こういったSuntreeのトレードマーク性が凝縮されているのが、2009年にリリースされたこのデビューアルバム「Inside」。ぜひその中毒性の高いサイケデリック空間をご賞味あれ。

 

Suntree - Lonesome Dream

アルバムのトップバッターを飾る作品。まず耳に留まるのが、Suntreeらしい絶妙なシンバル配置が生み出す癖の強いリズム感覚。そのまま安定の展開力で曲を持ち上げていった先、4分過ぎに現されるメロディーラインが、私的にはめちゃくちゃ好きなんです。
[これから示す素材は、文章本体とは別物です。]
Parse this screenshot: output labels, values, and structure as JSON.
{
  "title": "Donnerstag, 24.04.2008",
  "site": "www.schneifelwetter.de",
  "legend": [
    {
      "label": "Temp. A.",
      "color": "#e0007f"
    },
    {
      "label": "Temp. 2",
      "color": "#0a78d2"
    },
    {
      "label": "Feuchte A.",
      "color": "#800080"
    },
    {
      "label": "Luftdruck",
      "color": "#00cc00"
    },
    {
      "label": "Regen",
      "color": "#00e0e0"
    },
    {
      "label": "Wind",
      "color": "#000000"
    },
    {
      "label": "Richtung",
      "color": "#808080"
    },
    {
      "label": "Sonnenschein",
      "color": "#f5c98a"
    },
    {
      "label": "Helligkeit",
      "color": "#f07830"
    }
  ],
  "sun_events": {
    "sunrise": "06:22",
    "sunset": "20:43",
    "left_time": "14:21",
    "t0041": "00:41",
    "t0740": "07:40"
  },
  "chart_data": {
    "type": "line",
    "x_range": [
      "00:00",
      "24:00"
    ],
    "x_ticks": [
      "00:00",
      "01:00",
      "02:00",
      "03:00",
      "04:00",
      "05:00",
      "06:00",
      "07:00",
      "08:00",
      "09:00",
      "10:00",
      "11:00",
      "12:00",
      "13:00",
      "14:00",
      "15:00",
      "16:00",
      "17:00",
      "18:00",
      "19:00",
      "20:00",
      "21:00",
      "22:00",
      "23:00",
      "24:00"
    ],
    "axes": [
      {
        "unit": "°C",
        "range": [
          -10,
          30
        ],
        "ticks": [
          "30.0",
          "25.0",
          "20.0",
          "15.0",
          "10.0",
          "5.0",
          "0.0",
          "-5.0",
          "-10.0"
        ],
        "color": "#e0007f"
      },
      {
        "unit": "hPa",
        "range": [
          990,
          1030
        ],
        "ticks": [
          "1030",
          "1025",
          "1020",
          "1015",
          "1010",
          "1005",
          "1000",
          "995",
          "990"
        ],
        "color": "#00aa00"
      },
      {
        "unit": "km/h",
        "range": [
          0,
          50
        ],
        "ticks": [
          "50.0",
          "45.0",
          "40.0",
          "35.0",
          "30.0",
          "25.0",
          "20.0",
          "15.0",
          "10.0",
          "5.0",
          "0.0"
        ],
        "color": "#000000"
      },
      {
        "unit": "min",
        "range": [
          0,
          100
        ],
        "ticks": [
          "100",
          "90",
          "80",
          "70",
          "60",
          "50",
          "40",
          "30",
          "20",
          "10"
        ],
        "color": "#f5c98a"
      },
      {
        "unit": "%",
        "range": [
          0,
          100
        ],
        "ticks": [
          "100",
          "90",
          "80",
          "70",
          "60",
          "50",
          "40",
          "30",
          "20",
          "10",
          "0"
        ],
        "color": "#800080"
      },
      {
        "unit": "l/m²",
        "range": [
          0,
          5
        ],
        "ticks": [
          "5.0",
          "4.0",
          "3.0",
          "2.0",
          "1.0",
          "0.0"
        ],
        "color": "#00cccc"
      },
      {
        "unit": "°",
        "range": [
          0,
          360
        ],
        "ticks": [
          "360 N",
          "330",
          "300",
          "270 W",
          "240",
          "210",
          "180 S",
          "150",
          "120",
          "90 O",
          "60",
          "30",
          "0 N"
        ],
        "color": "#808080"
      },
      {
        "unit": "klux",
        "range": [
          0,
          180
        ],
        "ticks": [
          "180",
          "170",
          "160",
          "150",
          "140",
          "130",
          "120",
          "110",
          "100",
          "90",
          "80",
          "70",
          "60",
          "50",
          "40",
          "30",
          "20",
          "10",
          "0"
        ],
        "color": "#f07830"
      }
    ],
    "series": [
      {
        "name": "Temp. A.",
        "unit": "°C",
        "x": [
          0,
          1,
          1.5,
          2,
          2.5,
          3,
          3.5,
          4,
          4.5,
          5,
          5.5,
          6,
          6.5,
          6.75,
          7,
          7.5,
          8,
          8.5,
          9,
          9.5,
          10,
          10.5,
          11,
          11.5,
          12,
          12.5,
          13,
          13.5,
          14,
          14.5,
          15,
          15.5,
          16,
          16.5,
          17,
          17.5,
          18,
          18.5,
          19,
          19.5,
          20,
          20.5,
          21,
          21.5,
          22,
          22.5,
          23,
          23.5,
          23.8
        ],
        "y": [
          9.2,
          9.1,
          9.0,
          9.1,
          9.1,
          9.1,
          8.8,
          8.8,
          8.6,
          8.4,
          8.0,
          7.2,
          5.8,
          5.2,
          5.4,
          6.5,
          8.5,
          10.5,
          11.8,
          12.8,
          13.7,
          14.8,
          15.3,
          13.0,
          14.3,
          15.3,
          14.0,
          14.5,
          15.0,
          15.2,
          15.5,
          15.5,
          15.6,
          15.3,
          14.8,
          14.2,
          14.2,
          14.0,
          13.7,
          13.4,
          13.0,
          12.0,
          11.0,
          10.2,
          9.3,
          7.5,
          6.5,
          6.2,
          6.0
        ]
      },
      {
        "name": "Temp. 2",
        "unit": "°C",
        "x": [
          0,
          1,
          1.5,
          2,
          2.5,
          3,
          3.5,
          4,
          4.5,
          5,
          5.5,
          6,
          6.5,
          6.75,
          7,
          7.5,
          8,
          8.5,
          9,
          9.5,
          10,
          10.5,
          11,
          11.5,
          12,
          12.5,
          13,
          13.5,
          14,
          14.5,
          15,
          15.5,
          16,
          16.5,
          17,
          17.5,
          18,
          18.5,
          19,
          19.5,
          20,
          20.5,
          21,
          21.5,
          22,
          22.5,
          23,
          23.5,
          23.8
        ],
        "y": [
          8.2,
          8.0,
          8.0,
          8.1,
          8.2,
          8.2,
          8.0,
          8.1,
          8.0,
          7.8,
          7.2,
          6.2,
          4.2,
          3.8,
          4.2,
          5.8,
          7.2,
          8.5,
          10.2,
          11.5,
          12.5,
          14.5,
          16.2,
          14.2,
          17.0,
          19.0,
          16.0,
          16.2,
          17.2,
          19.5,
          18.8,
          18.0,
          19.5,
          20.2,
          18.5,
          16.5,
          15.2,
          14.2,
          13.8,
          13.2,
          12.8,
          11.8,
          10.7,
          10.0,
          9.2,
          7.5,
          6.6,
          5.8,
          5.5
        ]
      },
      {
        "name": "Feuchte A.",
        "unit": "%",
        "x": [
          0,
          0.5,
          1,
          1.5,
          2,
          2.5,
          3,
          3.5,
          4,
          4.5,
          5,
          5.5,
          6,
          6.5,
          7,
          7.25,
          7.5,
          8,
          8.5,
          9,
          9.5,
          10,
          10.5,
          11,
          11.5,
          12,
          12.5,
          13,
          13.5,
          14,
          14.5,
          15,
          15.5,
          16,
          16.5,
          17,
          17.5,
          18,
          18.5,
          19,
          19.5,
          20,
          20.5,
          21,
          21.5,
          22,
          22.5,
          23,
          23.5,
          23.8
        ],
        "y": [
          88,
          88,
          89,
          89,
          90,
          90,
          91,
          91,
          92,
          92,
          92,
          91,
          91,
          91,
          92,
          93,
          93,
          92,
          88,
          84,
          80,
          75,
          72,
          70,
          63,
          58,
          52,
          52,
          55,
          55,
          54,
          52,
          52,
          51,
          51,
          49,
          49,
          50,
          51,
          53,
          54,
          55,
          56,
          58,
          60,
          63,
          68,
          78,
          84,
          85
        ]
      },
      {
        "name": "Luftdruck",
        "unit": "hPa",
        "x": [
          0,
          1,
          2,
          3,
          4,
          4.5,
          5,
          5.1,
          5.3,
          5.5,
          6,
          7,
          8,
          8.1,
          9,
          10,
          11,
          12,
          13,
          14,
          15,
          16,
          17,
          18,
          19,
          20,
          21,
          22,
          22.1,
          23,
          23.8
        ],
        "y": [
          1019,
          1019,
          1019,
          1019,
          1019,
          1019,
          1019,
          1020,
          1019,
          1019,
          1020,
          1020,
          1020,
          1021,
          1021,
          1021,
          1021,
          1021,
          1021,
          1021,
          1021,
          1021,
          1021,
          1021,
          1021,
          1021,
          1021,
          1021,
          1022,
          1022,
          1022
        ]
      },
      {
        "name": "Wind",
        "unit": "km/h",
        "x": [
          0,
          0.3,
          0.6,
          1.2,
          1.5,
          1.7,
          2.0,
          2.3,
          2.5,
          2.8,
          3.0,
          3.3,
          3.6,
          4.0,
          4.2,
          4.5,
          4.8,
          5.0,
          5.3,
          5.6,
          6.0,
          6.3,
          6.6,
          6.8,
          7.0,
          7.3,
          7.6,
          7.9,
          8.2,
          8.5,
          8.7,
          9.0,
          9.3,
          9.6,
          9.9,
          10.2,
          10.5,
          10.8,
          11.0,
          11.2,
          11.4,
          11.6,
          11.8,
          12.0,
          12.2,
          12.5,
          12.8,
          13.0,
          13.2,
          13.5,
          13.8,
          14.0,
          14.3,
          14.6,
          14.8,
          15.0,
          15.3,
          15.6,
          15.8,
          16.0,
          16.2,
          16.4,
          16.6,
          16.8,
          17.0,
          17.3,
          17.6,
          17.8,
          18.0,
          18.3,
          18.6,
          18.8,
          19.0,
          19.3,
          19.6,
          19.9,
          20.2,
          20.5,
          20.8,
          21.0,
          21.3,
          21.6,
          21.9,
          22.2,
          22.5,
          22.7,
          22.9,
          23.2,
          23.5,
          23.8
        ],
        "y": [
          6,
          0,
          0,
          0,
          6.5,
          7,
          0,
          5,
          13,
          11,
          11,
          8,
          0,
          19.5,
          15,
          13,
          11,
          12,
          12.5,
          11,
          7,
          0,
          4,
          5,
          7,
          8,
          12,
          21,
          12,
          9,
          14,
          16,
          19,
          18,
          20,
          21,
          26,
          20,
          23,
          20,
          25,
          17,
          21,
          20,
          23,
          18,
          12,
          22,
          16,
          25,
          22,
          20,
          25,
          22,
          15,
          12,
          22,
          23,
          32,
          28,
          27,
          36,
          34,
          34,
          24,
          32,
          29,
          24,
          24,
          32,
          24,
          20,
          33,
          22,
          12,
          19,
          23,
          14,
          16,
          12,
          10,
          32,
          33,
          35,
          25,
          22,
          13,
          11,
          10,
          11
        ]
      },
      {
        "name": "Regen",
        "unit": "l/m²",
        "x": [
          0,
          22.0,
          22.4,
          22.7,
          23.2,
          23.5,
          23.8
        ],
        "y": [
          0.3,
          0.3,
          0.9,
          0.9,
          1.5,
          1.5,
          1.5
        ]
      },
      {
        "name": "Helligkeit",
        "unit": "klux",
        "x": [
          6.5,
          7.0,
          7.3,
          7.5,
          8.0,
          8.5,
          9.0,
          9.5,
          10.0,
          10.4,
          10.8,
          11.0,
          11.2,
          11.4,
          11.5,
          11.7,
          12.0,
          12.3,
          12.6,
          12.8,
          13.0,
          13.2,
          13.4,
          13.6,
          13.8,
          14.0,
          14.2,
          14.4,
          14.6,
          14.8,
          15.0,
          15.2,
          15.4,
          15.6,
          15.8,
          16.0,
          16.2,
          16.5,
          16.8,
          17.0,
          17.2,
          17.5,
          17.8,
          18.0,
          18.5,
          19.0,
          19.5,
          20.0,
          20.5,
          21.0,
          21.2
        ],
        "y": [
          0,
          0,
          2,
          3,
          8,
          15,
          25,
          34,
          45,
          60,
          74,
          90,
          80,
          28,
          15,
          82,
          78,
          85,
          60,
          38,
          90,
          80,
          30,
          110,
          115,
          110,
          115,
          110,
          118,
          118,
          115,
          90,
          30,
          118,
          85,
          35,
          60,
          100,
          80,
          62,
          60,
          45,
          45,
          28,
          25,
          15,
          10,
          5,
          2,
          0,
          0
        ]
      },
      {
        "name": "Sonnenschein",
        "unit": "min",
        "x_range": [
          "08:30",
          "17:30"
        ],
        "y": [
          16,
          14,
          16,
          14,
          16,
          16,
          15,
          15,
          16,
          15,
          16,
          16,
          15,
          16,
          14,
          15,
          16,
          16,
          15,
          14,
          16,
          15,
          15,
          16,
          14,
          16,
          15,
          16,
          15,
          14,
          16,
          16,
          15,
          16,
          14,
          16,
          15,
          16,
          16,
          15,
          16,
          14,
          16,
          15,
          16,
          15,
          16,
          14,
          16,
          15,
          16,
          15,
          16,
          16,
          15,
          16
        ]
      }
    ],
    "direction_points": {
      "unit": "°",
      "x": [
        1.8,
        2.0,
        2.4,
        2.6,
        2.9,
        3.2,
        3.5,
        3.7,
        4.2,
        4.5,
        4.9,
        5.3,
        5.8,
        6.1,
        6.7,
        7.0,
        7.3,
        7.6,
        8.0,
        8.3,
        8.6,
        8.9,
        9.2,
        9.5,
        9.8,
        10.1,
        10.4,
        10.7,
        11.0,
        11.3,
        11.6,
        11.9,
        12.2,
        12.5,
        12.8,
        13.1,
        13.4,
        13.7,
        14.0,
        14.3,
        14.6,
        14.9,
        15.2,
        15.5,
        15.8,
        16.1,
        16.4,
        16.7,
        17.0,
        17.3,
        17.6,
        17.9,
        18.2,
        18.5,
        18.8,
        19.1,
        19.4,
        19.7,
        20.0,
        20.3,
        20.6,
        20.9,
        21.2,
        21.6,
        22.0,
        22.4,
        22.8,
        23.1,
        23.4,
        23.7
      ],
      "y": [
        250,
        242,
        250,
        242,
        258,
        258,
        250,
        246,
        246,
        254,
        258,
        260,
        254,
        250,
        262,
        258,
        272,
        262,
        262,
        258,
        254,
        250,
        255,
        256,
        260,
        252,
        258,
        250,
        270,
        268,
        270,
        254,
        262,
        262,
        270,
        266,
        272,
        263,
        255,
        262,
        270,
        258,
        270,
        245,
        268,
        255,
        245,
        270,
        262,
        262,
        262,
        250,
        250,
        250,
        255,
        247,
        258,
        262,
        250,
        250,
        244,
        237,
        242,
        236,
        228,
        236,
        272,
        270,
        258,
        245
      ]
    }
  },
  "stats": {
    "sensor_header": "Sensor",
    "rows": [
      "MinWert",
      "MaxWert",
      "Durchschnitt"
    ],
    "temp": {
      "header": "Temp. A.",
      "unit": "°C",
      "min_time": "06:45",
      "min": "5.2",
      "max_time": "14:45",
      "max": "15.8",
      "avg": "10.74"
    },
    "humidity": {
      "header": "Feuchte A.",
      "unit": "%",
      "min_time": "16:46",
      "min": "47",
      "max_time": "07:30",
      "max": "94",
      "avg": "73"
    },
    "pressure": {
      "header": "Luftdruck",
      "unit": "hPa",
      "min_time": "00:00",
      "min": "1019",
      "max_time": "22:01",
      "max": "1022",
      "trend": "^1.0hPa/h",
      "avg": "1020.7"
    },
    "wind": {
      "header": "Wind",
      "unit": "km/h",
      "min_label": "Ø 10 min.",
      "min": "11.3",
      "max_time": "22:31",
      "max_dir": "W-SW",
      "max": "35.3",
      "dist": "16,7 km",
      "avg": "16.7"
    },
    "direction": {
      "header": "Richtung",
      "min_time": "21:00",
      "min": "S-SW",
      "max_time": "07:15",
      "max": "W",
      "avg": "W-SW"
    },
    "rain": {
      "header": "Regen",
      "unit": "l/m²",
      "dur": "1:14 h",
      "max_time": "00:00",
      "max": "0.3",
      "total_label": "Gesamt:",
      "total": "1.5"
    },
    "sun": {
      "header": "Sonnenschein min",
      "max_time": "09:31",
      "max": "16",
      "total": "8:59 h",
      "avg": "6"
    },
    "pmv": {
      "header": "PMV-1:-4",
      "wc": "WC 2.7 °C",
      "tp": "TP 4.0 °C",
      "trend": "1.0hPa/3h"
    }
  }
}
浅いところを動き回るベースラインとメロディーがべったり癒着して曲に粘着力を与え、実に粘性の高いサイケデリックな空間を作り上げています。

 

Suntree - X.T.C

ともかく中毒性が高い一曲です。一度聞いたら絶対に後でもう一度聴きたくなります。X.T.C.はエクスタシーのことですが、その中毒性を忠実に再現している曲なのかもしれません。冷たい空間性の中を強烈なベースラインと巧妙に配置されたドラムが貫いていく。低音の構成も特徴的で、ベースラインが複数の層に分かれて配置され、曲が進むにつれてそれぞれの層がうねるように現れてきます。こんな低音は他になく、この曲が私の中で不滅の価値を獲得している理由でもあります。

 

Suntree - Unseen

アルバムの中でも時にプログレッシブトランスならではの多彩な展開が魅力的な作品ということでピックアップしました。曲の前半では前述のX.T.C.とよく似た展開を見せます。2分過ぎから追加される、上がりもしないけど落としもしない無表情なメロディーがまた魅力的。さらに6分過ぎのブレイク。シンプルなベルがひたすらに鳴り響き、そこにベースラインが加えられて曲として再展開される。シンプルかつドラマチックな再構築フェティシズムを覚えます。

 

アルバム全体の雰囲気の統一性に徹底的に浸り、Suntreeのリズム感覚・メロディー感覚の多面的な才能に触れられる、非常に完成度の高い作品だと思っています。ぜひ一度手にとってみてください。